Phuc’s statement indicates that Vietnam is in need of capital for the power sector which requires roughly US$10 billion annually through 2030.
Private capital has become an indispensable option for Vietnam in the context of public debts reaching the ceiling and double-digit growth in energy demand. As a result, the country needs to call for flows of domestic and cross-border private capital into the energy sector, the World Bank said in a report released last month.
Coal-fired power and concerns
Thai Binh 1 Coal-fired Power Plant, located in the northern province of Thai Binh, is put into operations in the context that Vietnam is intensifying the generation of thermal energy to feed its fast growth.
With an investment of US$1.27 billion from the Japanese official development assistance (ODA), the plant is designed to generate between 3.6 and 3.9 billion kWh/year.

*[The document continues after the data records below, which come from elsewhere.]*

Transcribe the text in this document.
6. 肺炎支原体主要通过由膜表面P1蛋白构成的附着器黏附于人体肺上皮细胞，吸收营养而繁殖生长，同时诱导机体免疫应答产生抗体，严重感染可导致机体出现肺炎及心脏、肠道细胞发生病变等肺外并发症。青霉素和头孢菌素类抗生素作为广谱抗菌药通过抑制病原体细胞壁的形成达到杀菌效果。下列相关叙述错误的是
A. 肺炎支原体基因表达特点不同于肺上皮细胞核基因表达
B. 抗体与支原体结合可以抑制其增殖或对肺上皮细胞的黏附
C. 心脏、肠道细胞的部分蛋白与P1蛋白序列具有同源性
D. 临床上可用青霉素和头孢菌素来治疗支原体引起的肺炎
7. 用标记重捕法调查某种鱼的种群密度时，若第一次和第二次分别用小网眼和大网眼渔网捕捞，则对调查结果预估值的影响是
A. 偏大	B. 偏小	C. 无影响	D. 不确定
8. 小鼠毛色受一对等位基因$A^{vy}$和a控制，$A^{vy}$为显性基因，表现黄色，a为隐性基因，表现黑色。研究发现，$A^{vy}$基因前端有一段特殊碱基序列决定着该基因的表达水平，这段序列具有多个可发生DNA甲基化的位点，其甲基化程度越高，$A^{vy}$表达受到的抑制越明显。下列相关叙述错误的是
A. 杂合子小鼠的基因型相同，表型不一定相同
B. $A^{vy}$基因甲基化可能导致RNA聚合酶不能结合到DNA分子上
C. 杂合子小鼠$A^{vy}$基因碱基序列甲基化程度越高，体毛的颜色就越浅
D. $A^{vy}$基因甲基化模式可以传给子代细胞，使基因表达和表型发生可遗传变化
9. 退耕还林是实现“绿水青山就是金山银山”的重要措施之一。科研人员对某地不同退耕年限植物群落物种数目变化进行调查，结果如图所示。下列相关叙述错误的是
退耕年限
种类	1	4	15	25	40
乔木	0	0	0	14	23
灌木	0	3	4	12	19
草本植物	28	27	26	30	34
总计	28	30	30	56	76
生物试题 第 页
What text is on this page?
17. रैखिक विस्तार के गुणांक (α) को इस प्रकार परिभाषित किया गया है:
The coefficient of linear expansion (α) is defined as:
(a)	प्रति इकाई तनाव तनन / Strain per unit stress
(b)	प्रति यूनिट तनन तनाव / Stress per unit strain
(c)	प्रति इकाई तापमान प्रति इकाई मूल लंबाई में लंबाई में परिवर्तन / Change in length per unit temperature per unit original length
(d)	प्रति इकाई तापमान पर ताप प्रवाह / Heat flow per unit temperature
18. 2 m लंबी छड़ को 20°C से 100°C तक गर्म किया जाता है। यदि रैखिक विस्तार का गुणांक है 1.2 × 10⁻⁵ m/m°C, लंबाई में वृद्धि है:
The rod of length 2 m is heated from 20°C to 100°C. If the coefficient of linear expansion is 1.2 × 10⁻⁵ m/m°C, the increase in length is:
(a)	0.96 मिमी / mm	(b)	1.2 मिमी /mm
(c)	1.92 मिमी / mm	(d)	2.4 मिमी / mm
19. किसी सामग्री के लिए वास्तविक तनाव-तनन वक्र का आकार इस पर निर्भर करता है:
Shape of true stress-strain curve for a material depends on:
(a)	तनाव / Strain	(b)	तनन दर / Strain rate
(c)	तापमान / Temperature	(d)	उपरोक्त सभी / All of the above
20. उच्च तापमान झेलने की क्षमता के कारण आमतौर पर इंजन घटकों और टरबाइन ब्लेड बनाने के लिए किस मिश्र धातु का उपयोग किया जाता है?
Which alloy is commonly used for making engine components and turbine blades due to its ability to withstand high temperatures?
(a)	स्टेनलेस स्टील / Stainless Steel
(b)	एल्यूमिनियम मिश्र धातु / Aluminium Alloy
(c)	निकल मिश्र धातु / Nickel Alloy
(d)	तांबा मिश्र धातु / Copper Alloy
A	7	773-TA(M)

With this plant, the number of coal-fired power plants hits 29 with total capacity of 18,600 MW, making up 38% of the country’s total capacity.
At present, Vietnam’s total power capacity reaches 48,000 MW, ranking second in Southeast Asia and 31st in the world. The country’s consumption increases on average 10%-11% annually.
To ensure enough electricity for the economic growth, Vietnam has focused on hydropower and thermal power while trying to tap potential of renewables like solar and wind. However, the ratio of coal-fired power has risen over the past years. The ratio might hit 53% by 2030.
Foreign experts, including the World Bank Country Director for Vietnam Ousmane Dione and Ambassador – Head of Delegation of the European Union to Vietnam Bruno Angelet, have warned the country of long-term impacts on the environment from coal fuelled power plants, noting that Vietnam should not barter sustainable environment for temporary economic benefits.